Unfortunately being an air show by its very nature it's very public - the planes are in the air for everyone to see for free for miles around. Last year the Vulcan flew over my workshop, very low and slow. I stood out and gawped and enjoyed it very much for those few minutes.
Does that make me a freeloader?
Ah....
If the Vulcan was going from A to B and it had to fly over your workshop, and you watched it, it is a chance and you are not a freeloader. The Vulcan is not in service so it is not tax-payers paying for it anymore, so if you want to donate to the
Vulcan in the Sky project, that is your choice, if you don't want to donate, that is your choice, and it still won't make you a freeloader if your taxes is not paying for it nor do you wish to donate to it. But the Vulcan had to go somewhere and it just happens to fly over you, it's just a chance.

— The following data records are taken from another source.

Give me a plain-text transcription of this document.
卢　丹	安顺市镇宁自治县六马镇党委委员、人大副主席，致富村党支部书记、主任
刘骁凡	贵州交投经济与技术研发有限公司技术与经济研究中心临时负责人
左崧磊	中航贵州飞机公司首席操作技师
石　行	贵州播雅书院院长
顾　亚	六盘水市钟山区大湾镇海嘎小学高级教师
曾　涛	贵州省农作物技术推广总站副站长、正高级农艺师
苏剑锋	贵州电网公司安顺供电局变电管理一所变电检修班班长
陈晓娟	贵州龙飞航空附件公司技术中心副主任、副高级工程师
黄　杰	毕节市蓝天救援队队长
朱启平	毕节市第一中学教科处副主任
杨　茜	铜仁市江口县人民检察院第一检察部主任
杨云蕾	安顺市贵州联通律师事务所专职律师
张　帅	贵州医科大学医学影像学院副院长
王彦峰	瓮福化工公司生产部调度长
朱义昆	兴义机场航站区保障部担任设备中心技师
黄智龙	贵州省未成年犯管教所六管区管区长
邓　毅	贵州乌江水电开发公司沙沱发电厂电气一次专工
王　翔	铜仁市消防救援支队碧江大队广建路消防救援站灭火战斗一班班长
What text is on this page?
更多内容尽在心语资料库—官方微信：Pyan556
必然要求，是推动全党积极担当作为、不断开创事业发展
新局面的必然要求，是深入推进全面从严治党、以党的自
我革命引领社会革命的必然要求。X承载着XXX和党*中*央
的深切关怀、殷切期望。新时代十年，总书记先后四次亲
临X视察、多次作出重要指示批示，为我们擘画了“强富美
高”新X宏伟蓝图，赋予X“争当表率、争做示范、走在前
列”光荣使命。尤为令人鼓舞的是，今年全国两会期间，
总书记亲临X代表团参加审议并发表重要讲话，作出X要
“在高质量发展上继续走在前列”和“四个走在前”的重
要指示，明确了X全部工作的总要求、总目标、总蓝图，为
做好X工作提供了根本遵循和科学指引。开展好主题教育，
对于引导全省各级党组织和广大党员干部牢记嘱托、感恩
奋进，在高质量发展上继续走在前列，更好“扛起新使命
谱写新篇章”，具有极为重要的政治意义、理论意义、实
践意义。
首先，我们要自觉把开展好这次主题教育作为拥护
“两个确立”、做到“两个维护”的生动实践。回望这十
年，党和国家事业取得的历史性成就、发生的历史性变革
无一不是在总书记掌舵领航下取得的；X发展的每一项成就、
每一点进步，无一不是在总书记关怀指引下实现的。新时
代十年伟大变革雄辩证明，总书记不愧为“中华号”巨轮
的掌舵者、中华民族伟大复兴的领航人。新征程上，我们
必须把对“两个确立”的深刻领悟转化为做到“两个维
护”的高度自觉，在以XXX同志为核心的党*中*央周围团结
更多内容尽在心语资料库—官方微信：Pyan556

If you live right at the edge of the airport or airbase, and end up seeing an airshow that is going on, right on your doorstep, every year, you are still not a freeloader, if you wish to donate, great, if you don't want to donate, don't worry, you are still not a freeloader. It just happens that you lived there, it can't be helped.
If you chose to go to buy a ticket and go into the airshow, you get to see the Vulcan close up, you get to see any other aircraft, sometimes you would be allowed to go into the cargo hold of a Hercules, sometimes you would be allowed in a cockpit, and you can ask pilots questions, as a tax-payer, you have the rights to see what you are paying for.
But...
In my option, an airshow is planned well in advance, and if you chose to go over to the airport or airfield and sit outside the fence, or go up the hills and watch it from there, it is not a chance, it is not a luck that the Vulcan flew over you, you knew those planes would fly around, so you chose to go and watch it for free. The people inside the airbase who paid for their tickets are not really just paying to get a closer view of the aircraft or to get front seats or to chat to a pilot, some parts of the cost of the tickets had to go towards fuel for the aircraft (not every aircraft will be public and paid by taxes as most of them will be private such as the Vulcan), some parts of the ticket have to go to so and so.
It is no different from say, the fans pay tickets to watch a football match, part of the sales of the tickets goes to the club, and to pay the football players, so the fans are paying for it, but you chose to stay outside the grounds, and climb up a tall tree, and sit on the top of the tree, and get to watch a football match without paying.
Okay, maybe not freeloader, but airshows would not happen if it wasn't for people who paid the tickets to watch, without them paying for the tickets, there would be no airshow, so you could not have watched aircraft for free, but they did pay the tickets, aircraft get flow, and you watched for free. See? For you to not have watched the aircraft for free, the aircraft would not be flying, and if they're not flying, most of the public would not be paying tickets. They pay, aircraft flies, you watch. They don't pay, aircraft don't fly, you got nothing to watch.